I found this story to be very delightful, in the sense that it reminded me so much of the very traditional Japan that I grew up loving. The samurai spirit, the taking revenge for masters when they have been wronged; all the faith and loyalty that we call ‘old-fashioned’ these days. Granted, it’s not pleasant to be reading about people performing the hara kiri (committing suicide by disemboweling), however it’s something that is very distinct about Japanese history, and to my mind, it’s part of that spirit that makes Japan so unique in so many ways.
I found the translation a little difficult to read, but it could be because of the language at the time when it was written/translated. But still, it’s nice to read stories that tell of a time so different from ours, something that reads like a fable, or myth, yet remains so deeply rooted in culture and history.
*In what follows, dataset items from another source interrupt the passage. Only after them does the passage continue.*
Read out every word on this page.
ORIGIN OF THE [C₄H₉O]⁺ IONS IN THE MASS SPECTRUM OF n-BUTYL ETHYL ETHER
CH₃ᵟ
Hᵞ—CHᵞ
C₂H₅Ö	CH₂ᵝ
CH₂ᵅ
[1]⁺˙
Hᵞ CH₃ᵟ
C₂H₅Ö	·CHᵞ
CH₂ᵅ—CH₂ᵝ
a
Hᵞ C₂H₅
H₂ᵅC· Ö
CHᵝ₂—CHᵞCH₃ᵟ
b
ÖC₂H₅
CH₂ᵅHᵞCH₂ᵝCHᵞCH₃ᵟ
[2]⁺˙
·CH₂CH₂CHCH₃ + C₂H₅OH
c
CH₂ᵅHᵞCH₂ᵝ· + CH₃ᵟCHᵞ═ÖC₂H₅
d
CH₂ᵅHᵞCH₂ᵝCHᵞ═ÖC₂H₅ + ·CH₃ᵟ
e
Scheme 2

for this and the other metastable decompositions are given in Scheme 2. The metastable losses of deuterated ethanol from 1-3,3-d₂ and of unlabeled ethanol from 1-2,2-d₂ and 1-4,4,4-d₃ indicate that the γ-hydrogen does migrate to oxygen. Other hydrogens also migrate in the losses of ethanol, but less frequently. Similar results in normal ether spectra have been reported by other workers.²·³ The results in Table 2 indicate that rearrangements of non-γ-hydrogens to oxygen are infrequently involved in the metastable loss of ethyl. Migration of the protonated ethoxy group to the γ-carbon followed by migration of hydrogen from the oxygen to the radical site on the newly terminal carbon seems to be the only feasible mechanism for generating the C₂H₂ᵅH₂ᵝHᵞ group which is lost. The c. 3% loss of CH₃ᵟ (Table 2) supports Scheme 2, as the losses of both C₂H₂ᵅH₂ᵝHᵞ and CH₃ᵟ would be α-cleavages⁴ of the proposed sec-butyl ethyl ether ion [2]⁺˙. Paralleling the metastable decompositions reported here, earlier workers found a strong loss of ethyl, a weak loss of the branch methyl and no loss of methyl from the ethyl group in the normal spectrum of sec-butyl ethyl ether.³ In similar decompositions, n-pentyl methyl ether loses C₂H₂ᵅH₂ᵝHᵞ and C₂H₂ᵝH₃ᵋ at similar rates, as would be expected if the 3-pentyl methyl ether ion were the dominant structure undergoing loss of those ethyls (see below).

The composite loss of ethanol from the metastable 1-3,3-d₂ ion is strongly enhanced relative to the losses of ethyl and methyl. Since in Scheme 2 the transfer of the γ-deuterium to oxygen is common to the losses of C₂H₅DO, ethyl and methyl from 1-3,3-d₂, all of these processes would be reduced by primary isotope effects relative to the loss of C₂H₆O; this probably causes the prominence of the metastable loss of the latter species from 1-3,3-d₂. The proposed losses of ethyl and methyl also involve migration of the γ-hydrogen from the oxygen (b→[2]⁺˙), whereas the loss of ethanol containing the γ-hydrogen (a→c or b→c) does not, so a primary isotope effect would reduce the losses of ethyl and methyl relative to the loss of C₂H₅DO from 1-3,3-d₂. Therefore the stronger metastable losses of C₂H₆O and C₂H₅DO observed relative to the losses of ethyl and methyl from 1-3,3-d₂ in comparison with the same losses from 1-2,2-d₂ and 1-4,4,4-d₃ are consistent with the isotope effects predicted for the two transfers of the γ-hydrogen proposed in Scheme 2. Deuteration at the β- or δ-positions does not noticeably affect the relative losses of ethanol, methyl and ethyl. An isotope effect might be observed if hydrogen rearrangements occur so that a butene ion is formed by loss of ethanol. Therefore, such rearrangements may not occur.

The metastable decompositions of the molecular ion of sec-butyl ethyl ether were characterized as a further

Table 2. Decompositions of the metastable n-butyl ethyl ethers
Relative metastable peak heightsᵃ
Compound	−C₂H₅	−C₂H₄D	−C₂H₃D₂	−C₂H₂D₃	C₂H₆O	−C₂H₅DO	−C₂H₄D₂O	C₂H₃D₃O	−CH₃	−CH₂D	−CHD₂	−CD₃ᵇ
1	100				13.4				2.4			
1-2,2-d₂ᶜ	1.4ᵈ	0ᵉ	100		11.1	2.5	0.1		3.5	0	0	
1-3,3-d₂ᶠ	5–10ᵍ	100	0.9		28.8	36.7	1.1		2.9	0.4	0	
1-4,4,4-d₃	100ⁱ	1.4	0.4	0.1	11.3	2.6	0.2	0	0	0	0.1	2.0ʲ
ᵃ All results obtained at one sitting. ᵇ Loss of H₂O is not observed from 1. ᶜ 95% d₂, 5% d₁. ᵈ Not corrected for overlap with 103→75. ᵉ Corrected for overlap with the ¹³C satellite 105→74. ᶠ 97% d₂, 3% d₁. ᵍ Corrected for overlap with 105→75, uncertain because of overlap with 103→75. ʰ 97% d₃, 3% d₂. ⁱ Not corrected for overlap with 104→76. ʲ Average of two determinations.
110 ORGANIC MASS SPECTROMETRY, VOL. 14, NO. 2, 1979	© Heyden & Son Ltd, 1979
Next is a short story by Mori Ogwai, The Pier. For a story that is only 4-5 pages long, I was a little surprised at how long I spent reading and understanding it. For one thing, that language is not what I have come to expect of translated Japanese literature. The prose is disjointed, and really, after giving it more thought after finishing the story, it read more like a movie or short film, rather than written prose.
This story is basically about a woman saying farewell to her husband at the pier as he prepares to go off. That is the whole of the story. What makes it what it is, is the fact that the scenes happen right before your eyes, as if you’re watching her every move, how her hair flutters in the wind, how the people around her are responding to each other. It’s like watching a silent film, there are no sounds, just movements, enough to portray the character’s emotions and thoughts.
It’s an interesting way to tell a story. I haven’t yet come across other stories like this. It takes a little getting used to, I think, and a little bit of rereading (which isn’t difficult, considering that it’s only 5 pages). It’s like wanting to discover more of the little details that you’ve missed the first time round.